Exploding Li-ion batteries analysed to identify cause

Researchers have captured what happens inside overheating and exploding lithium ion batteries using sophisticated 3D imaging technology.

The researchers believe the data could help improve design and safety of the omnipresent technology used not only in smartphones and tablets, but also in electric cars and aeroplanes. The first study of its kind, the work was published in the Nature Communications journal. 

"We combined high-energy synchrotron X-rays and thermal imaging to map changes to the internal structure and external temperature of two types of Li-ion batteries as we exposed them to extreme levels of heat,” said Donal Finegan, a PhD student at University College London (UCL) and lead author of the study, produced jointly by  UCL, Imperial College London, the European Synchrotron Radiation Facility (ESRF) and the UK National Physics Laboratory.

“We needed exceptionally high-speed imaging to capture 'thermal runaway', where the battery overheats and can ignite. This was achieved at the ESRF beamline ID15A where 3D images can be captured in fractions of a second thanks to the very high photon flux and high-speed imaging detector," Finegan explained.

The team looked at the effects of gas pockets forming, venting and increasing temperatures on the layers inside commercially available lithium ion batteries with and without internal support as they exposed them to temperatures above 250 degrees Celsius.

The accuracy of the imaging equipment allowed the researchers to observe how the damage evolves in real time and how it can spread to neighbouring batteries.

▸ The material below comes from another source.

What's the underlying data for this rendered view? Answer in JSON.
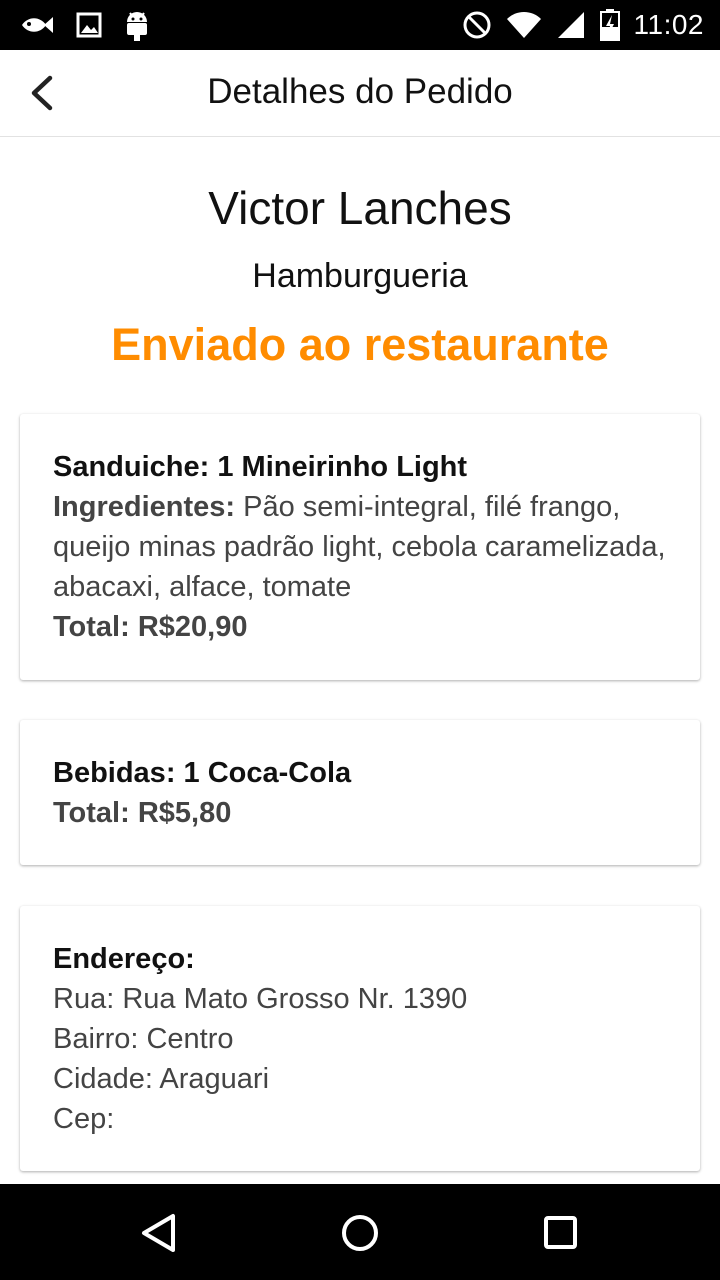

While batteries with internal support remained largely intact up until the initiation of the thermal runaway when their copper core melted at temperatures around 1000 degrees Celsius, batteries without internal support exploded, ejecting their contents.

"Although we only studied two commercial batteries, our results show how useful our method is in tracking battery damage in 3D and in real-time,” said Paul Shearing from UCL Chemical Engineering. “The destruction we saw is very unlikely to happen under normal conditions as we pushed the batteries a long way to make them fail by exposing them to conditions well outside the recommended safe operating window.”

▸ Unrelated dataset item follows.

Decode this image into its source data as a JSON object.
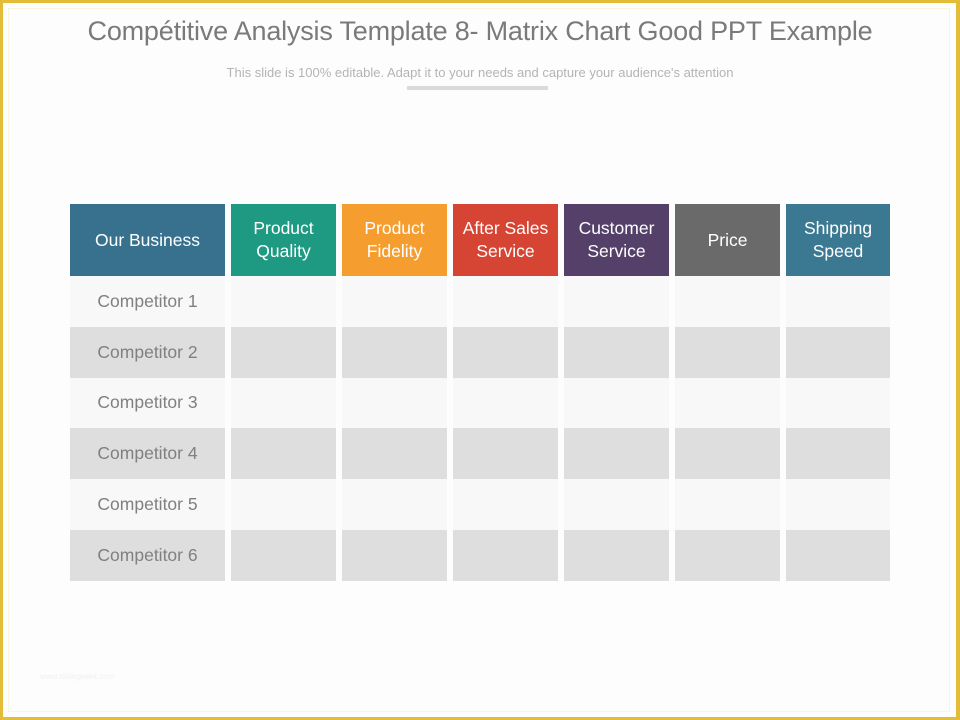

Improving the safety features of lithium ion batteries is crucial as these devices have caused concern in the past over their flammability. Multiple aerospace firms as well as aviation bodies have said transporting lithium ion batteries on passenger planes could cause safety hazards and thus should be prohibited.

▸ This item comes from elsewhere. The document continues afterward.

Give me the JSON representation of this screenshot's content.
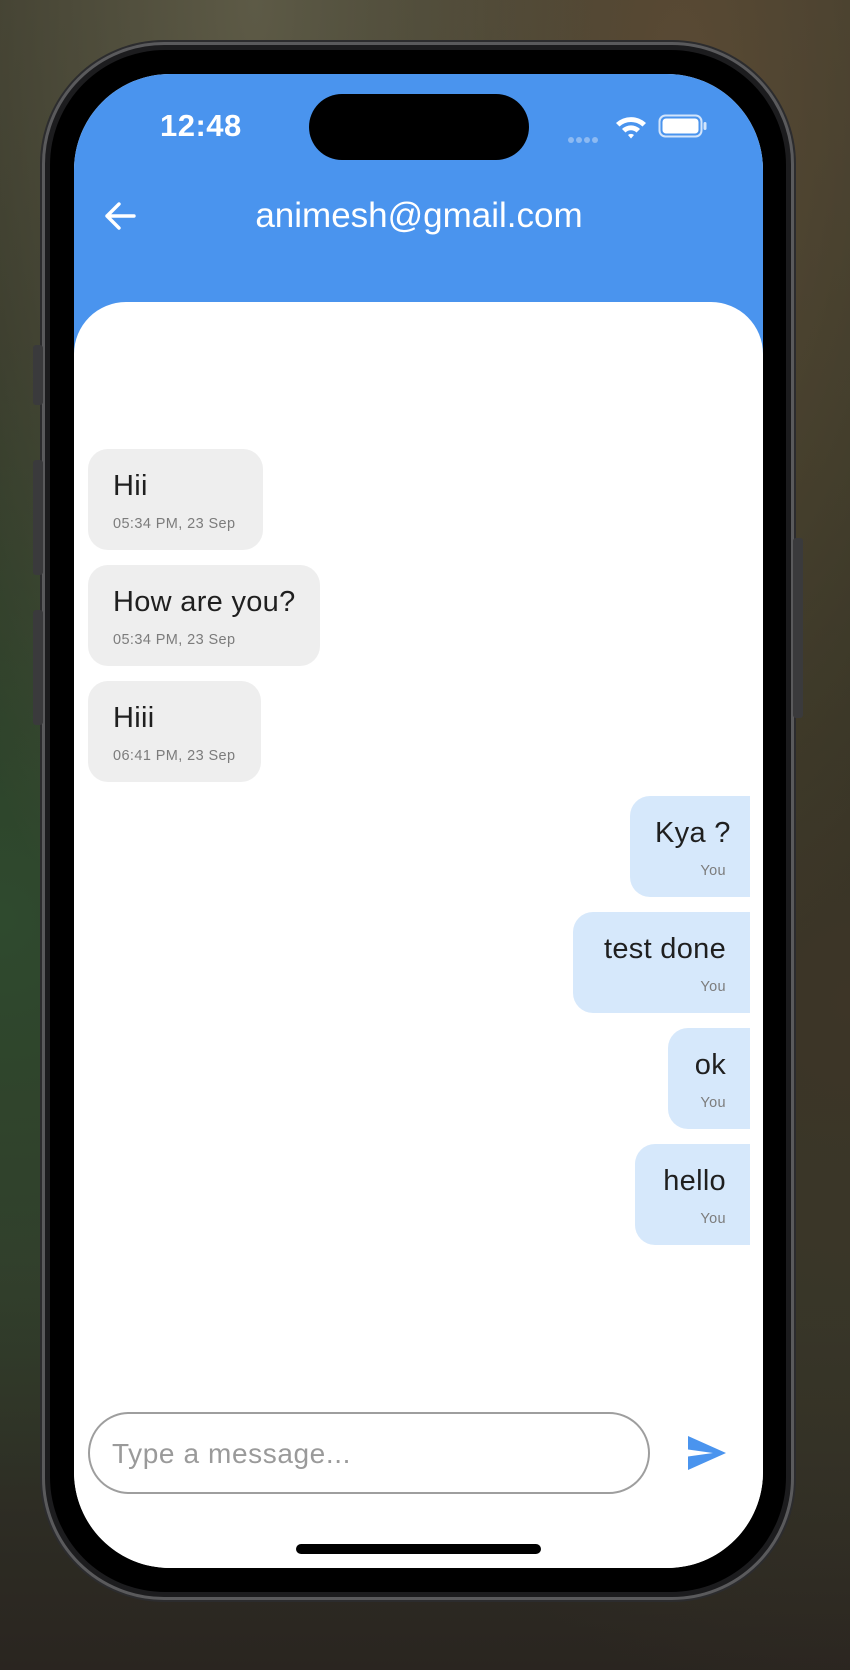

Previously available data on the damage inside the batteries came only from X-ray and computer tomography inspections conducted after an incident. Alternatively, the researchers were able to monitor changes inside the batteries in regular operating conditions.

The team now plans to study what happens with a larger sample size of batteries. In particular, they will investigate what specific changes at the microscopic level can cause widespread battery failure.